Going Green: Big Politics, Big Business and Big Money

Sometimes I wonder if Generation Z and whatever comes next will grow up thinking the color green was named after an environmental cause. After all, we no longer teach the basics in school. Why bother? If you want to learn about something, you just Google it.

Try Googling “green.”

The first entry is the obligatory Wikipedia page, which does identify green as a color in the middle of the visible light spectrum. But nearly every result after that, at least as far as I could scroll without going blind, is related to the most famous cause -- or infamous fad, depending on your perspective -- in the history of mankind. The environment.

The vast majority of results reference the Green Party, green energy, Greenpeace, green environment, green building, green technology, green climate, green festivals, green initiatives, green living, green empowerment, green hotels, Green Corps, green bonds, green diet, green toys and just about every other noun you can stick green in front of.

Of course there were a few notable exceptions: Soylent Green, Bowling Green State University, Green Bay, Green Day, Simple Green, green card, A.J. Green, green onions, green tea, and of course, an entry or two related to St. Patrick’s Day. (Yes, I know that’s today. No, that’s not why I wrote the article.)

Even Google has Google Green, an initiative to build a better web that’s better for the environment. At least that’s the first sentence. The second says, “Google is greening our company.” And the third is, “That means when you use Google products, you’re being better to the environment.” And there it is.

Green is also the color of money. The American flag may be red, white and blue, but America’s real color of choice is green. Don’t get me wrong, that’s not a bad thing. Neither is a clean and sustainable environment. But when business leaders, politicians, bureaucrats, environmentalists and researchers act like hypocrites, that’s another story.

Look at it this way. To the eyes of someone just showing up on the scene and reading the overwhelming body of content and commentary, going green has been nothing but a noble global pursuit. And it was, until it became big politics, big business and big money. Therein lies the rub.

The fanatical pursuit of all things green is not a rising tide that lifts all boats. It’s a zero-sum game with a few winners and a lot of losers.

Clearly, the federal government’s energy policies have dramatically altered the playing field in terms of energy investment. The Energy Department’s website has a long list of funding programs. That would be great if there wasn’t so much cronyism involved in the selection process, as Peter Schweizer described in his book, Throw Them All Out.

Of the laundry list of renewable energy companies in my first article on the alternative energy bubble back in 2008 -- from GT Solar (aka GT Advanced Technologies) and Nanosolar to HelioVolt and OptiSolar, to name a few -- just about every single one has since gone belly up. And Solyndra wasn’t even on my radar yet.

I don’t know how much of that American taxpayers are on the hook for and, frankly, I don’t want to know. It’s too depressing. What I do know is, if the federal government put a fraction of its weight behind fracking that it puts behind doomed alternative energy plays, we’d be well on our way to energy independence and greater foreign policy leverage.

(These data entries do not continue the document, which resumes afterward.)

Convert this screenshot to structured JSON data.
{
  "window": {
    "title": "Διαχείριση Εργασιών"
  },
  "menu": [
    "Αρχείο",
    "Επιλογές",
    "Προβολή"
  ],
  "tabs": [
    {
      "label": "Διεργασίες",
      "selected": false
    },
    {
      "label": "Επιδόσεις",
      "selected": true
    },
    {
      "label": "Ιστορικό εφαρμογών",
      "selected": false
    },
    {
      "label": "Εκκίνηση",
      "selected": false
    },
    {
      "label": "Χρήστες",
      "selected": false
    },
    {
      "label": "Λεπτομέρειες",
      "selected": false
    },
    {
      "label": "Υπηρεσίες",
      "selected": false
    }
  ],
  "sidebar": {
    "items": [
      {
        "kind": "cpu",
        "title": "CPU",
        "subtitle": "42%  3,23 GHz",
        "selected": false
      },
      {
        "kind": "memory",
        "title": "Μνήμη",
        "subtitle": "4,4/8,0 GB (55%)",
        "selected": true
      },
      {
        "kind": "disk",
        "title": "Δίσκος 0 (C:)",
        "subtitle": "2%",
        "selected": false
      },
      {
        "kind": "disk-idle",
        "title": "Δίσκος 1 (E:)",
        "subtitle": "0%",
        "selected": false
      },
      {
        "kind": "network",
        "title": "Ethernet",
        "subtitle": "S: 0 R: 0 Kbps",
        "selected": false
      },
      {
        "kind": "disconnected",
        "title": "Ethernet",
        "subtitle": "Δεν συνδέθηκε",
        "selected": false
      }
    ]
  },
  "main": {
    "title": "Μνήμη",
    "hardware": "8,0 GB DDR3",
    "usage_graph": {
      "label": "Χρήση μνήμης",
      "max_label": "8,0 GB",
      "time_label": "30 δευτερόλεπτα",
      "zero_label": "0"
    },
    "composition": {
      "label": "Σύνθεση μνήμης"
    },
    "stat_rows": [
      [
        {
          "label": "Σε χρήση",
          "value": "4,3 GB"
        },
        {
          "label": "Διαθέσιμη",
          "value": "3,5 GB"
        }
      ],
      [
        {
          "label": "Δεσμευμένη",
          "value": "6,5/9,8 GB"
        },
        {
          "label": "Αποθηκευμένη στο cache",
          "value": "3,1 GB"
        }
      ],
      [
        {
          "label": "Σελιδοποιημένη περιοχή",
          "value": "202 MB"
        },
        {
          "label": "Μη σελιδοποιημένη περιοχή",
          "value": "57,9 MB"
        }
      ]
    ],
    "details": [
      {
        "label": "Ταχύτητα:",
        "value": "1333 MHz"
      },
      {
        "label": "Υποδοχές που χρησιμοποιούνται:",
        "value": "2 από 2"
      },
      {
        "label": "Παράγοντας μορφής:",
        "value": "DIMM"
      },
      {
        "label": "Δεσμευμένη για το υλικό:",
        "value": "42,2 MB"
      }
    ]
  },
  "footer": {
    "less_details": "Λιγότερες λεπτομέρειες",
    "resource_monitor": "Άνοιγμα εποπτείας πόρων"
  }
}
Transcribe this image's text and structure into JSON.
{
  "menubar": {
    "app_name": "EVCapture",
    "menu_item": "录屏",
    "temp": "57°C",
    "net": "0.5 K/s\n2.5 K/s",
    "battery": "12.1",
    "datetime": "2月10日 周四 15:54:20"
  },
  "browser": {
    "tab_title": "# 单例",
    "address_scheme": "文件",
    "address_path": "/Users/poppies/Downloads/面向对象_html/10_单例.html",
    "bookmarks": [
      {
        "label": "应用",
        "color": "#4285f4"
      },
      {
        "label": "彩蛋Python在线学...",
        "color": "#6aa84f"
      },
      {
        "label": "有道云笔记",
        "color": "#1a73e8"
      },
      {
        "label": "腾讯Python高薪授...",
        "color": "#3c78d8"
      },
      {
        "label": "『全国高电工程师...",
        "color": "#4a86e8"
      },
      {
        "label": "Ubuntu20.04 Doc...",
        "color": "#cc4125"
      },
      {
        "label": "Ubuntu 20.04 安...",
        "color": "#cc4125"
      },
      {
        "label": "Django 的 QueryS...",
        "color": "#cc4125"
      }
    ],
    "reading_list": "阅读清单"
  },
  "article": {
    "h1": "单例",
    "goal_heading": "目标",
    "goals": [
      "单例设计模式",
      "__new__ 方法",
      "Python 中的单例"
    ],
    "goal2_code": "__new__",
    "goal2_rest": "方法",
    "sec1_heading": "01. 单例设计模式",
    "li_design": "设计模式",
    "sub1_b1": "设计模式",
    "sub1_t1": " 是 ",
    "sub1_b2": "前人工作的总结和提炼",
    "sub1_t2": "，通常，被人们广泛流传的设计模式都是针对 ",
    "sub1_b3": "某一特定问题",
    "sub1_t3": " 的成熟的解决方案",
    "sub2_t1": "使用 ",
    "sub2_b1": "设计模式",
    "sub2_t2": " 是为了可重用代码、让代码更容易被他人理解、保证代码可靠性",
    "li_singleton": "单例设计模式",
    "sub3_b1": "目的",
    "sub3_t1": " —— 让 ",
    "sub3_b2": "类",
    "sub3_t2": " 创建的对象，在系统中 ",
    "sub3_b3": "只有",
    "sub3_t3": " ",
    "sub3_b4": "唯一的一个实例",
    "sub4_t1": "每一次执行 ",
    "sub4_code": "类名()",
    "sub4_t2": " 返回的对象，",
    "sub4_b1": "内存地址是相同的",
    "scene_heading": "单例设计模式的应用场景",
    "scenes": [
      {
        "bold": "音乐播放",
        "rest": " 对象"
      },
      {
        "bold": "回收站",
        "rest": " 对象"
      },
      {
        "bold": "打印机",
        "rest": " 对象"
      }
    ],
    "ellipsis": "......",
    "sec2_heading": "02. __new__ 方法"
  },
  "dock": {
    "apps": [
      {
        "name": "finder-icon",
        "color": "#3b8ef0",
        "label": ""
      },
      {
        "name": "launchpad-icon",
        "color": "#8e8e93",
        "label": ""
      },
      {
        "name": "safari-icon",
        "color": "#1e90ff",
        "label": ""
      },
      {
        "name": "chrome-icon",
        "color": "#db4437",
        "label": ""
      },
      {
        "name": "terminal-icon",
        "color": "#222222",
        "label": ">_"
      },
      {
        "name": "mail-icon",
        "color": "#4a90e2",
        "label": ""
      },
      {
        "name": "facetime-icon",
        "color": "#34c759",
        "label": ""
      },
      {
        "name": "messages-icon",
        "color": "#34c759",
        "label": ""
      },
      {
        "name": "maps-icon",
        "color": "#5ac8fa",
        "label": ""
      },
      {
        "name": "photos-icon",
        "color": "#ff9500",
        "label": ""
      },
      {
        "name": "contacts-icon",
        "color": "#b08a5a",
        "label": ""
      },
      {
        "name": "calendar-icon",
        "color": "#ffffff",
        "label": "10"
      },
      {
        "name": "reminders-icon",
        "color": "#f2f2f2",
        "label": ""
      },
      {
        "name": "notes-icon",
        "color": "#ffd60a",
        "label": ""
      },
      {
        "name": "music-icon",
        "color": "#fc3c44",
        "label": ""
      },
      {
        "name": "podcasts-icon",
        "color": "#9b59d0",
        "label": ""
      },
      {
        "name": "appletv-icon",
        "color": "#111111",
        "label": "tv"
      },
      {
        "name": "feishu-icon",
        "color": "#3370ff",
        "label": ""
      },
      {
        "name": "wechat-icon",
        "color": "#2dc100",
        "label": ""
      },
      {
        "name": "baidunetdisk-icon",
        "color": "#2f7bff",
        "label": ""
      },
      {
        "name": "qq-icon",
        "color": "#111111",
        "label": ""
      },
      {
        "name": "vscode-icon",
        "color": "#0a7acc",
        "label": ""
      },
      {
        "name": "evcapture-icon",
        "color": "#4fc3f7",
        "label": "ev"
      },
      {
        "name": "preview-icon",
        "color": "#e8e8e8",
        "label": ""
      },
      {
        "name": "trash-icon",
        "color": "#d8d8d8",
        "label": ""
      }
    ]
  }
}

Meanwhile, a handful of environmental activists, lawyers and lobbyists have more and more to say about how you can and can’t use your property, build your home, landscape, get rid of pests, fish, hunt, eat, paint, even deal with waste than any of us want to know.

The hypocrisy is not just in Washington, mind you. As the state of California continues its relentless push to shove zero-emission vehicles (ZEV) down all of our throats, Tesla and Nissan make thousands on every ZEV car they make by selling zero-emission vehicle credits to competitors Mercedes, GM, Chrysler and Honda.

I don’t know about you but where I live the local fire department drops by to make sure you have defensible space around your home and the insurance company won’t cover you unless you do. And yet, the environmental nuts at the county put all sorts of crazy restrictions on which trees you can drop and how and when you can burn brush.

You just can’t make this stuff up.

Here’s a brainteaser for you. You’re a climatologist. If you kowtow to the global climate change hysteria you get work, grants and notoriety. If you don’t, you’re the crazy uncle in the scientific community’s closet. Which do you choose? I mean, who’d even heard of climatology 20 years ago?

When Al Gore ran for President in 2000, he was worth about $1.7 million. Today he’s got more than $200 million, much of it derived through his political and technology industry connections and global warming push. Never mind that he lives a famously gas-guzzling lifestyle. Ah, the hypocrisy.

Perhaps that’s the real inconvenient truth.